Thick, soft, and loaded with white chocolate chips and rainbow sprinkles, these birthday cake cookies are topped with a smooth buttercream frosting that makes them taste just like a real birthday cake. Perfect for birthdays, parties, or any occasion worth celebrating. This recipe makes 32 cookies, so there's plenty for a crowd.
Whisk the flour, baking powder, and salt together in a medium bowl. Set aside.
Beat the softened butter in a stand mixer or with a hand mixer on medium-high speed for about one minute until smooth.
Add the granulated sugar and continue beating for another one and a half to two minutes until the mixture is light and fluffy.
Reduce the mixer speed to medium-low. Add the eggs one at a time, mixing well after each addition.
Add the vanilla extract and almond extract and mix until combined.
With the mixer still on medium-low, add the flour mixture one cup at a time, mixing just until the flour disappears.

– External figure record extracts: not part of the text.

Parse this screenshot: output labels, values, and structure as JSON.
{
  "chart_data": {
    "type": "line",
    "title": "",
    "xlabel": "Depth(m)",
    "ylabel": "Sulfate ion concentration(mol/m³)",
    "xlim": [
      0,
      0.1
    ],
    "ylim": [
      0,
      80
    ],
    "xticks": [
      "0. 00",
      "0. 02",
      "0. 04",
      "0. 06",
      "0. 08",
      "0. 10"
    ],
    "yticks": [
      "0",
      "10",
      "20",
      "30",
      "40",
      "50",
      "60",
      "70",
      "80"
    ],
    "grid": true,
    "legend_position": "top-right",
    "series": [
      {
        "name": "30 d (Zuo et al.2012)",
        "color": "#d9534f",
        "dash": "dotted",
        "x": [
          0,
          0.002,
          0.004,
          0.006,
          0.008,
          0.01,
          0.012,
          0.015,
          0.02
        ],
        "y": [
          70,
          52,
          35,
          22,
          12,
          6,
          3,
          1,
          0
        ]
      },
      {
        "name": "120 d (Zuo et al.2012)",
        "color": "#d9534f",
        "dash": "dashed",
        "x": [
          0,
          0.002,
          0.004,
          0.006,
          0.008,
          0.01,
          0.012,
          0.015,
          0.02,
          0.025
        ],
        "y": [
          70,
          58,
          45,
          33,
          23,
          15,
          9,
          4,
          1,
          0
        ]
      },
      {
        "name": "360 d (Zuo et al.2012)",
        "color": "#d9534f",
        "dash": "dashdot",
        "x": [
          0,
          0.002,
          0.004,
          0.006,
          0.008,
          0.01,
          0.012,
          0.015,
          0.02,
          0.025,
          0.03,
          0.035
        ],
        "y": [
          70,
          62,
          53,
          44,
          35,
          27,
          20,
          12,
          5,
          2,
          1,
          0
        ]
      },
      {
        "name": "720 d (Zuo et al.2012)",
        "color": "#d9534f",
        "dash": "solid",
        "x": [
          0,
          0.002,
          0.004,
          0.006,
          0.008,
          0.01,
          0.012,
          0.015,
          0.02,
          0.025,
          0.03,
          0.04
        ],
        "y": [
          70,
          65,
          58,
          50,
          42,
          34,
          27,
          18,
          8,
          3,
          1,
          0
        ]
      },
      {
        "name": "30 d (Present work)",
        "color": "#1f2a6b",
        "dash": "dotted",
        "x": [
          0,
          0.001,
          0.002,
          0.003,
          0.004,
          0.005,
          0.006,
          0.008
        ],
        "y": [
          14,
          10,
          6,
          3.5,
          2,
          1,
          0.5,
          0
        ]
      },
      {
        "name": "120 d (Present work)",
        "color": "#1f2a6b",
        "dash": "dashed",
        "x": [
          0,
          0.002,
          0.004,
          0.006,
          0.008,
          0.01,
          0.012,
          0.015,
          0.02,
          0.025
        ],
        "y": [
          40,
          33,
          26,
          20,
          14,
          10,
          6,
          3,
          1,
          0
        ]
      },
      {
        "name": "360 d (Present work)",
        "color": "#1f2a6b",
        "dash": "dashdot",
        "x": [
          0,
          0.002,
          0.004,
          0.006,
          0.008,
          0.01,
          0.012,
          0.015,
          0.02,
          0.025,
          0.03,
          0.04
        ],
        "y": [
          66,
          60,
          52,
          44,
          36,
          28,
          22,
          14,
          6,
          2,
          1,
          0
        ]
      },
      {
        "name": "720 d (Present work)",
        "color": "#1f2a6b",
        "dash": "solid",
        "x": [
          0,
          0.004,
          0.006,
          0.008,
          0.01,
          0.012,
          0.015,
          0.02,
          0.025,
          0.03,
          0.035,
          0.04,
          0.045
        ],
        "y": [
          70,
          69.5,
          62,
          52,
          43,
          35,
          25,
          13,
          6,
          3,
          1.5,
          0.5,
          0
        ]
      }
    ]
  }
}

Add the white chocolate chips and rainbow sprinkles and mix just until evenly distributed.
Cover the bowl tightly with plastic wrap and refrigerate for at least one hour.
Baking The Cookies
Preheat the oven to 350°F. Line a baking sheet with parchment paper or heavy duty aluminum foil.
Use a 1½ tablespoon cookie scoop to portion the chilled dough onto the prepared baking sheet, spacing each ball two inches apart.
Bake for 10 to 12 minutes, until the edges are just turning golden. Check at the nine minute mark.
Allow the cookies to rest on the baking sheet for a few minutes before transferring to a wire rack to cool completely.
To Make The Buttercream Frosting
Beat the softened butter on medium speed for about one minute until smooth.
Add the vanilla extract, almond extract, and salt and mix until combined.
Reduce the speed to low and add the powdered sugar half a cup at a time, mixing well after each addition.
Increase the speed to medium-high and beat until the frosting is smooth and fluffy.
Spoon or pipe the frosting onto the cooled cookies. Add sprinkles while the frosting is still wet.
Notes
Measure your flour correctly. Spoon it into your measuring cup and level it off with a straight edge. Scooping directly from the bag packs in too much flour and will affect the texture of your cookies.
Don't skip the dough chill time. One hour is the minimum. The colder the dough goes into the oven, the thicker and puffier your cookies will be.
Pull them out of the oven before they're fully set. The centers will look soft and underdone when you take them out. That's exactly right. They'll continue to set on the hot baking sheet after you remove them from the oven.
Use jimmies, not nonpareils. Classic jimmy-style sprinkles hold their shape and color during mixing and baking. The small round nonpareils tend to bleed into the dough.
Cool completely before frosting. Even slightly warm cookies will melt the buttercream.